Assessment is something of an obsession of mine. I came to education via the field of psychology, so maybe that's why I'm especially focused on measuring what students know and can do. I also know from experience that the way we choose to assess learning determines how we teach, for better or for worse. In the 1990's, I watched the state of Virginia implement a high-stakes testing regime with distressing results for teaching and learning. I was so distressed, in fact, that I quit my job in a public school (with great sadness) so that I could teach in an environment where assessment, and therefore instruction, was conducted intelligently and effectively. In perusing articles and blog posts concerned with assessing 21st century skills, I was somewhat frustrated to see that we are still fighting the same battles. On it's page devoted to 21st Century Assessment, http://www.ncte.org/governance/Assessment, , NCTE lists these guidelines:
Assessment must include multiple measures and must be manageable.
Consumers of assessment data should be knowledgeable about the things the test data can and cannot say about learning.
Teachers and school should be permitted to select site-specific assessment tools from a bank of alternatives and/or to create their own.
To this I can only reply, "duh". These are so sensible, so reasonable, so familiar. They are the same recommendations I read twenty years ago when I was an undergrad education student. Sadly, we seem to be no closer to these goals, in fact in some ways we seem farther away.
Now that I am interacting with the education system as a parent, I am even more discouraged about the role of assessment in general and testing in particular. Most parents do not understand how statewide testing works, what it is meant to measure, or how much it influences the curriculum. When my daughter was in third grade, I asked that she be allowed to opt out of Michigan's statewide test, the MEAP. My request was met with resistance from school leaders because of the potential penalties the school might incur under No Child Left Behind for having less than 90% participation in testing (a statistically meaningless requirement). In the end, I prevailed, but not before I spoke to people all the way up the line from the classroom teacher to officials at the State and National Departments of Education. What struck me was that not one educator - teacher, principal, district, State or Federal education official, or testing specialist - defended the quality of the test. All of them admitted that the test was terribly flawed, but that they were powerless to change things and that we should all just go along with the program. When I talked to other parents about the situation, most were only dimly aware of the MEAP or its purpose.
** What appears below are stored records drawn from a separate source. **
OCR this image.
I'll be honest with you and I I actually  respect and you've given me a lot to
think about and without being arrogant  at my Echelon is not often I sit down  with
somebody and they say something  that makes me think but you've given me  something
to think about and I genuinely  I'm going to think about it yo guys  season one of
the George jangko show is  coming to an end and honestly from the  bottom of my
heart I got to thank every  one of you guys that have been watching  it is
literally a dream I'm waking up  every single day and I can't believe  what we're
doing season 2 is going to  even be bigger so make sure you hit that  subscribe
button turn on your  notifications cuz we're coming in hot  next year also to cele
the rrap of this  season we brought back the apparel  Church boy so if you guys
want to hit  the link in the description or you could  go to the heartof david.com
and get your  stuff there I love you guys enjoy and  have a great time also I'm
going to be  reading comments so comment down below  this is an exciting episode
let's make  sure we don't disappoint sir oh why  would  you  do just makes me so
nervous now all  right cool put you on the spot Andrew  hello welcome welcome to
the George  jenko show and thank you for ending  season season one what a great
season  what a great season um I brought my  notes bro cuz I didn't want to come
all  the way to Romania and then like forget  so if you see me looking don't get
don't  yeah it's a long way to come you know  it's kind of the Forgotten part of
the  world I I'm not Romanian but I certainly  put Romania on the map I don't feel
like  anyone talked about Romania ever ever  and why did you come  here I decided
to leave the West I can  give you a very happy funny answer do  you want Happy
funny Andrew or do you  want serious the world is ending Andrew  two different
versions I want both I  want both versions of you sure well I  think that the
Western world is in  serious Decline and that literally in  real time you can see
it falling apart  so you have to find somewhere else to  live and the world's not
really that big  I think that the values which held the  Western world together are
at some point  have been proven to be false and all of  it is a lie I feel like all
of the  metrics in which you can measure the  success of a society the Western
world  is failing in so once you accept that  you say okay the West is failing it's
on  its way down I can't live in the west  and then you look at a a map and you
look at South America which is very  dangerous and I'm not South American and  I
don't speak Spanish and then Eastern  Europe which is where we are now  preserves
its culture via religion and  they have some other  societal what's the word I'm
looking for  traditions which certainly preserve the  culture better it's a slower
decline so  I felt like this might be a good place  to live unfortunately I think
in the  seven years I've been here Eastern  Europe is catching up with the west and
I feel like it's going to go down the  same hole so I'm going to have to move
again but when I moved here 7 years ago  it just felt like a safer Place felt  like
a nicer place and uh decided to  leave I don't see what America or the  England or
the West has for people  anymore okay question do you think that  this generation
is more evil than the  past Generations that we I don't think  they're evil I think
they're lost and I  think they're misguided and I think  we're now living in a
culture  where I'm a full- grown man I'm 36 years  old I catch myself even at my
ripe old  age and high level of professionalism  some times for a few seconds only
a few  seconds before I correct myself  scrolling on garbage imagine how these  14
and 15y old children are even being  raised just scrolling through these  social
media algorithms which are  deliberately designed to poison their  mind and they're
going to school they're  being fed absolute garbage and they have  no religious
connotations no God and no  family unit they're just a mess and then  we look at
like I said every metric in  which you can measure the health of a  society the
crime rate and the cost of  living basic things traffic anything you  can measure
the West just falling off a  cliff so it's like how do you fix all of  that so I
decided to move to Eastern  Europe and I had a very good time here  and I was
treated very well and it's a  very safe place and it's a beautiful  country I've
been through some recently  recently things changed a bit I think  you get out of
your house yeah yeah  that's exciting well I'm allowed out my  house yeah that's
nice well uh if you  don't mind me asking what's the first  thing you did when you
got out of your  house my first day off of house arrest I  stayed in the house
They were also unaware of the extent to which the curriculum in our district is being changed (not for the better) in a misguided attempt to boost MEAP scores.
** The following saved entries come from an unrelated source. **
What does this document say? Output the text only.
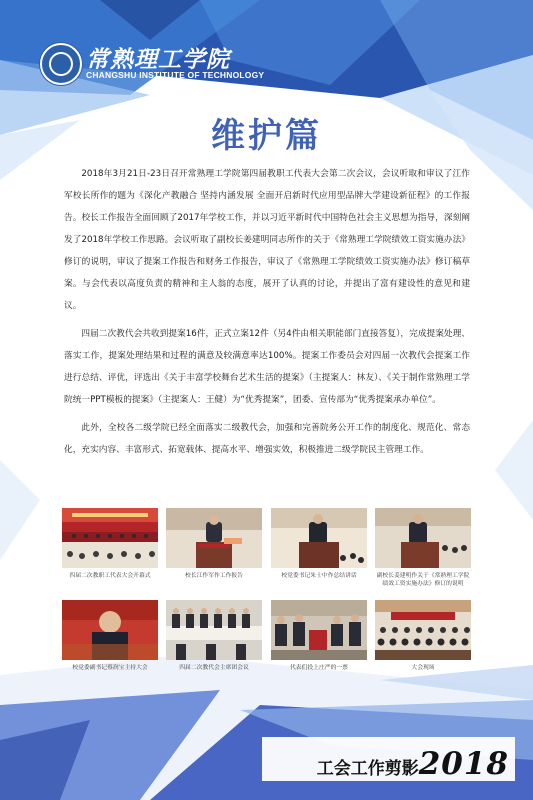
常熟理工学院
CHANGSHU INSTITUTE OF TECHNOLOGY
维护篇

2018年3月21日-23日召开常熟理工学院第四届教职工代表大会第二次会议，会议听取和审议了江作军校长所作的题为《深化产教融合 坚持内涵发展 全面开启新时代应用型品牌大学建设新征程》的工作报告。校长工作报告全面回顾了2017年学校工作，并以习近平新时代中国特色社会主义思想为指导，深刻阐发了2018年学校工作思路。会议听取了副校长姜建明同志所作的关于《常熟理工学院绩效工资实施办法》修订的说明，审议了提案工作报告和财务工作报告，审议了《常熟理工学院绩效工资实施办法》修订稿草案。与会代表以高度负责的精神和主人翁的态度，展开了认真的讨论，并提出了富有建设性的意见和建议。

四届二次教代会共收到提案16件，正式立案12件（另4件由相关职能部门直接答复），完成提案处理、落实工作，提案处理结果和过程的满意及较满意率达100%。提案工作委员会对四届一次教代会提案工作进行总结、评优，评选出《关于丰富学校舞台艺术生活的提案》（主提案人：林友）、《关于制作常熟理工学院统一PPT模板的提案》（主提案人：王健）为“优秀提案”，团委、宣传部为“优秀提案承办单位”。

此外，全校各二级学院已经全面落实二级教代会，加强和完善院务公开工作的制度化、规范化、常态化，充实内容、丰富形式、拓宽载体、提高水平、增强实效，积极推进二级学院民主管理工作。

四届二次教职工代表大会开幕式	校长江作军作工作报告	校党委书记朱士中作总结讲话	副校长姜建明作关于《常熟理工学院绩效工资实施办法》修订的说明
校党委副书记蔡润宝主持大会	四届二次教代会主席团会议	代表们投上庄严的一票	大会现场
工会工作剪影2018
I fear that if this is the prevailing attitude, we will still be chasing the NCTE's perfectly sensible proposals twenty years from now.
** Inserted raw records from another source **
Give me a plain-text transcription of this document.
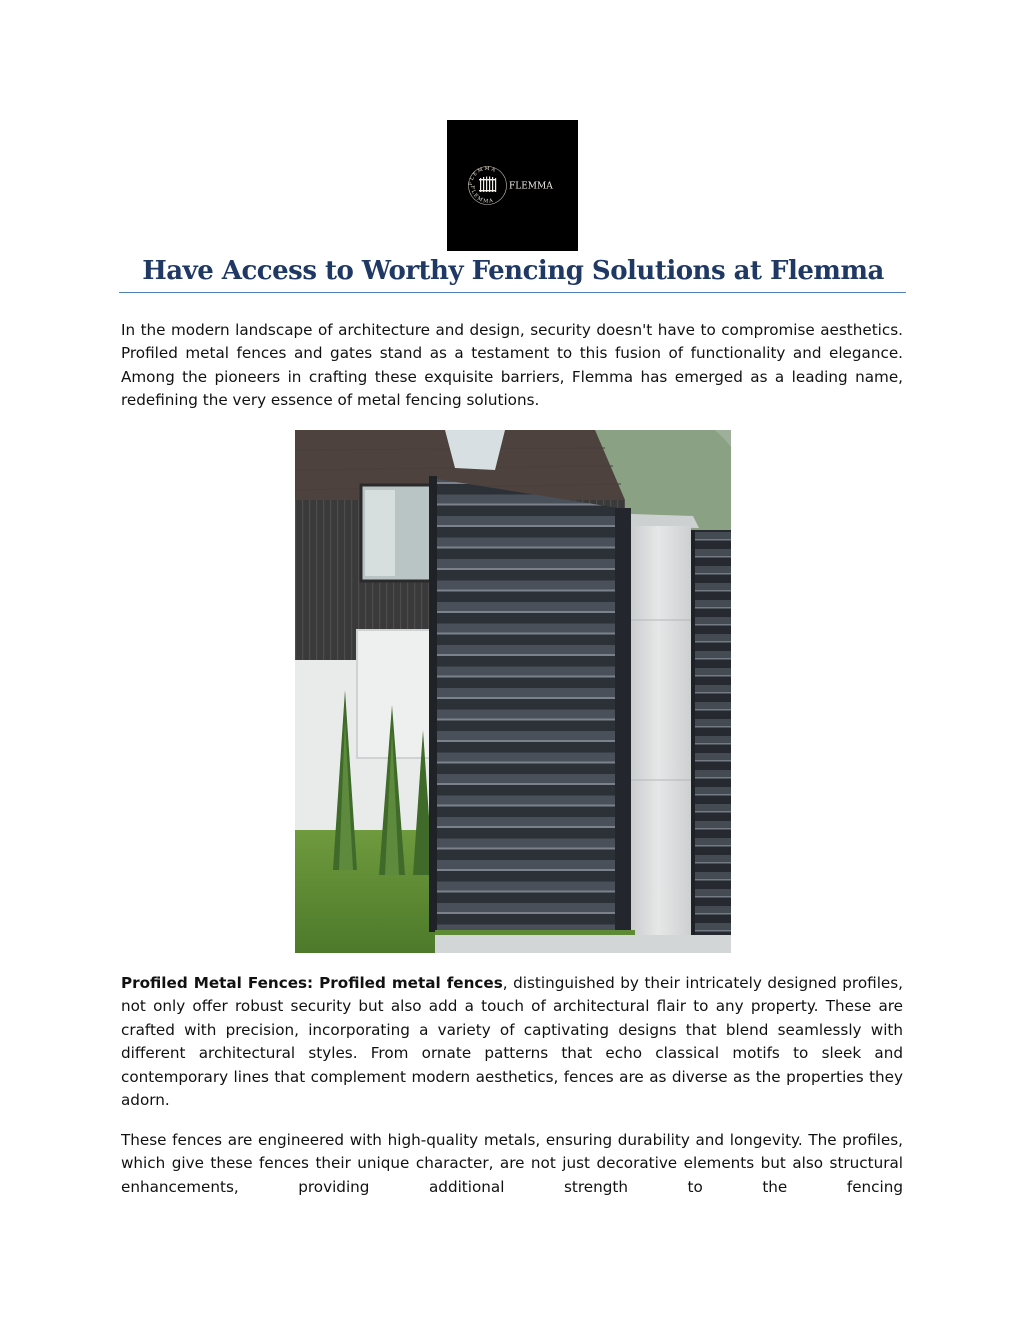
FLEMMA
FLEMMA
FLEMMA
Have Access to Worthy Fencing Solutions at Flemma

In the modern landscape of architecture and design, security doesn't have to compromise aesthetics. Profiled metal fences and gates stand as a testament to this fusion of functionality and elegance. Among the pioneers in crafting these exquisite barriers, Flemma has emerged as a leading name, redefining the very essence of metal fencing solutions.

Profiled Metal Fences: Profiled metal fences, distinguished by their intricately designed profiles, not only offer robust security but also add a touch of architectural flair to any property. These are crafted with precision, incorporating a variety of captivating designs that blend seamlessly with different architectural styles. From ornate patterns that echo classical motifs to sleek and contemporary lines that complement modern aesthetics, fences are as diverse as the properties they adorn.

These fences are engineered with high-quality metals, ensuring durability and longevity. The profiles, which give these fences their unique character, are not just decorative elements but also structural enhancements, providing additional strength to the fencing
It is a sad truth here in Michigan but it also prevails in other states. People love to hear the statistics on state testing although most of those people have no understanding of just what the test really measures. For example, I just finished being a proctor for the MME (Michigan Merit Test) which includes the ACT. I am a writing teacher; I am upset by the fact that the writing portion of the ACT is a thirty minute timed essay. How stupid is that? What does that measure? How fast a kid can jot down some bs about a topic that may or may get read by someone who knows something about writing? Puleeeeze. I thought we were trying to incorporate real world into the curriculum--and into the assessments. That is not real world. That is merely time consuming bs.